Şu “Milliyet” gazetesinin 200 bin civarında bir okuyucu kitlesine malik olduğunu inkâr edemeyiz. Ya bu 200 bin ferdin, en aşağı 150 binini, sadece itikatta olsun, Allah ve Resulüne bağlı müslümanlar olarak kabul edemez miyiz?

Peki, nasıl oluyor da bu gazete, Allah Resulünün mukaddes hâs ismini “cüce” sıfatiyle birleştiren bir kitabı reklâm ettiği halde, satışından 150 binini kaybetmiyor? Bu 150 bin fert, vaziyeti bile bile, göre göre bu gazeteyi almakla müslümanlıktan çıkmak arasında hiçbir fark bulunmadığını kestiremiyor mu?..

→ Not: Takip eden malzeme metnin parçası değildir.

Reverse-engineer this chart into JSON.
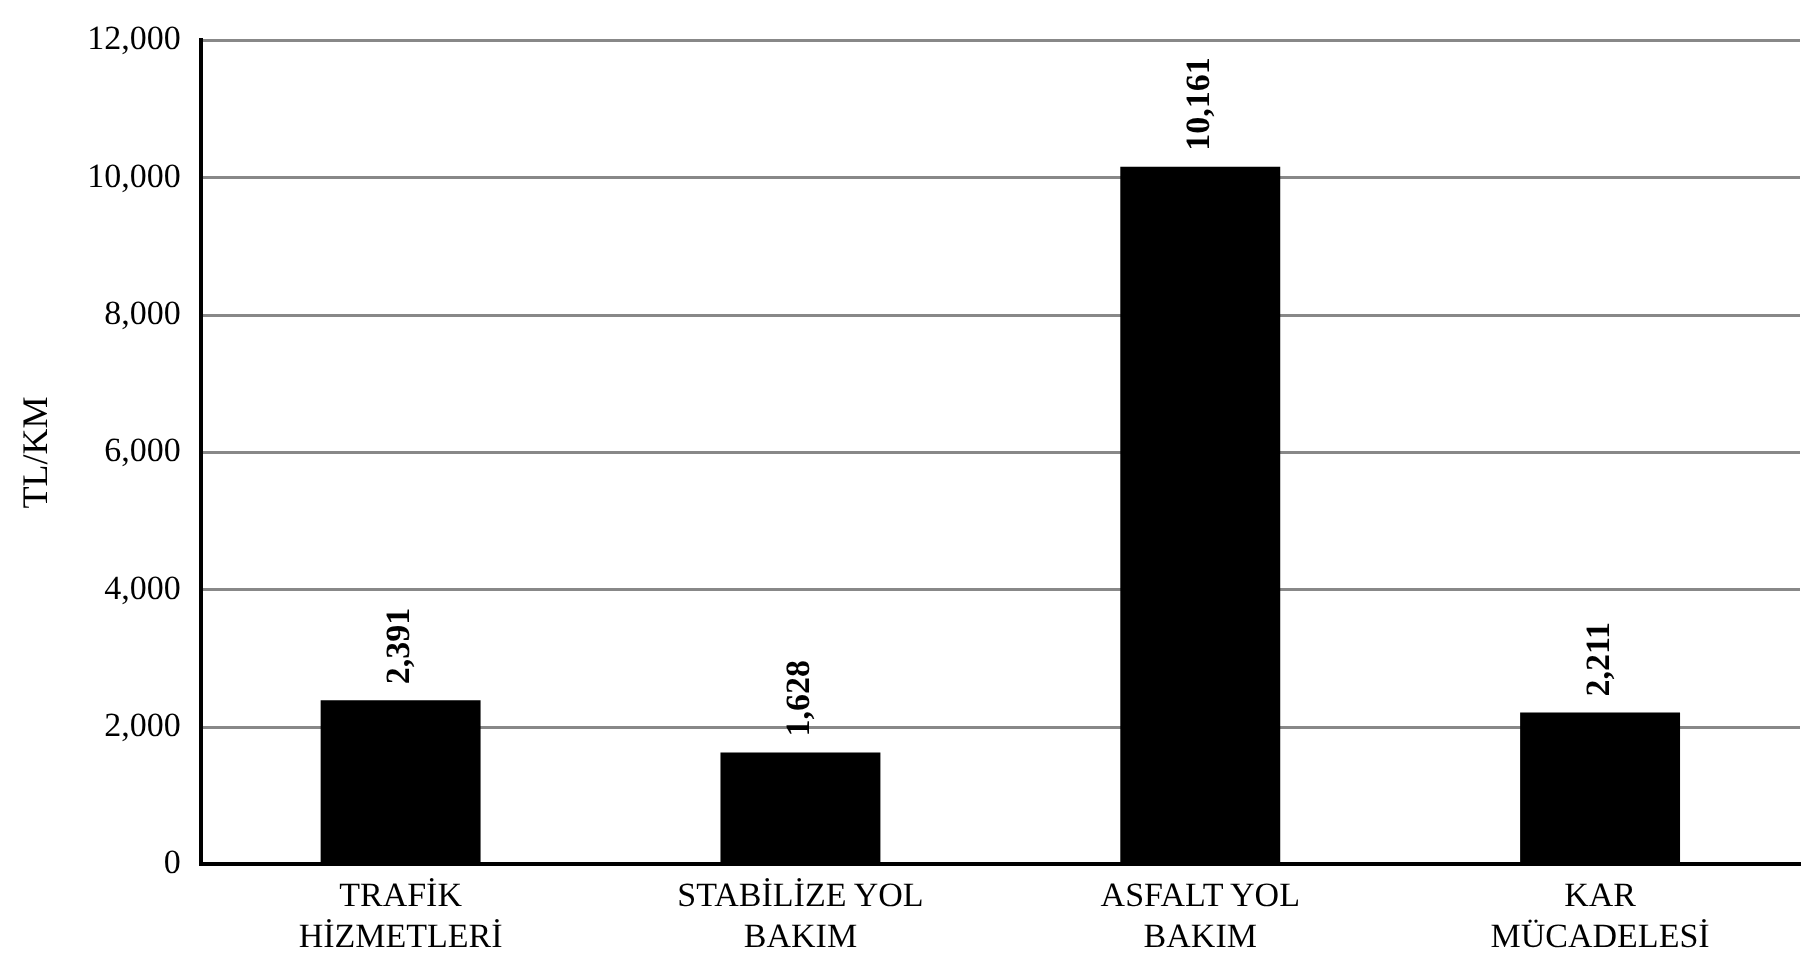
{
  "chart_data": {
    "type": "bar",
    "ylabel": "TL/KM",
    "categories": [
      "TRAFİK\nHİZMETLERİ",
      "STABİLİZE YOL\nBAKIM",
      "ASFALT YOL\nBAKIM",
      "KAR\nMÜCADELESİ"
    ],
    "values": [
      2391,
      1628,
      10161,
      2211
    ],
    "color": "#000000",
    "value_labels": [
      "2,391",
      "1,628",
      "10,161",
      "2,211"
    ],
    "ylim": [
      0,
      12000
    ],
    "yticks": [
      0,
      {
        "value": 2000,
        "label": "2,000"
      },
      {
        "value": 4000,
        "label": "4,000"
      },
      {
        "value": 6000,
        "label": "6,000"
      },
      {
        "value": 8000,
        "label": "8,000"
      },
      {
        "value": 10000,
        "label": "10,000"
      },
      {
        "value": 12000,
        "label": "12,000"
      }
    ],
    "grid": "y"
  }
}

Ne hazindir ki, viranelere atılmış konserve kutularının, boyaları dökük ve harfleri silik markaları şeklinde müslümanlar, bir asrı aşkın zamandan beri cemiyetlerinin kendilerini ayıplayıcı, küçük düşürücü cereyanları karşısında şuur ve iradelerini kaybetmişler, âdeta hakaret gördüğü insana için için bağlılığı arttıran bir nevi maraz psikolocyasına düşmüşlerdir.

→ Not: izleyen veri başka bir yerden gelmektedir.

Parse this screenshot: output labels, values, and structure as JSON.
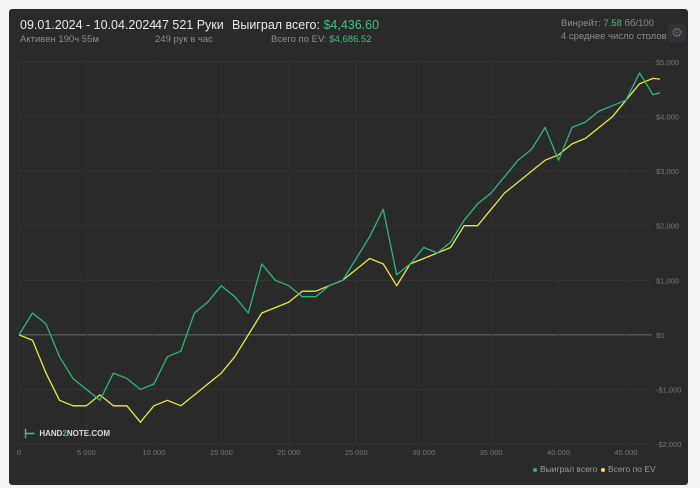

Bu gazete, sırası gelir, (Makaryos)un Kur’ân tefsirine kalkmasından daha az güvene lâyık insanlara Allahın Kelâmını Türkçeye nakletme işini verir; ve bir ân, doğru sanılarak okunması inkâr etmek kadar büyük bir suç olan bu teşebbüs, gazeteyi sıfıra düşüreceği yerde 100 bin nüsha arttırır.

Ve bütün bunlar, müslümanların, müslüman sanılanların, müslüman geçinenlerin gaflet madenlerini istismar yüzünden olur. Zaten her iş bu yüzden olmakta; üstelik “istismarcı” sıfat ve fiili bize yakıştırılmaktadır.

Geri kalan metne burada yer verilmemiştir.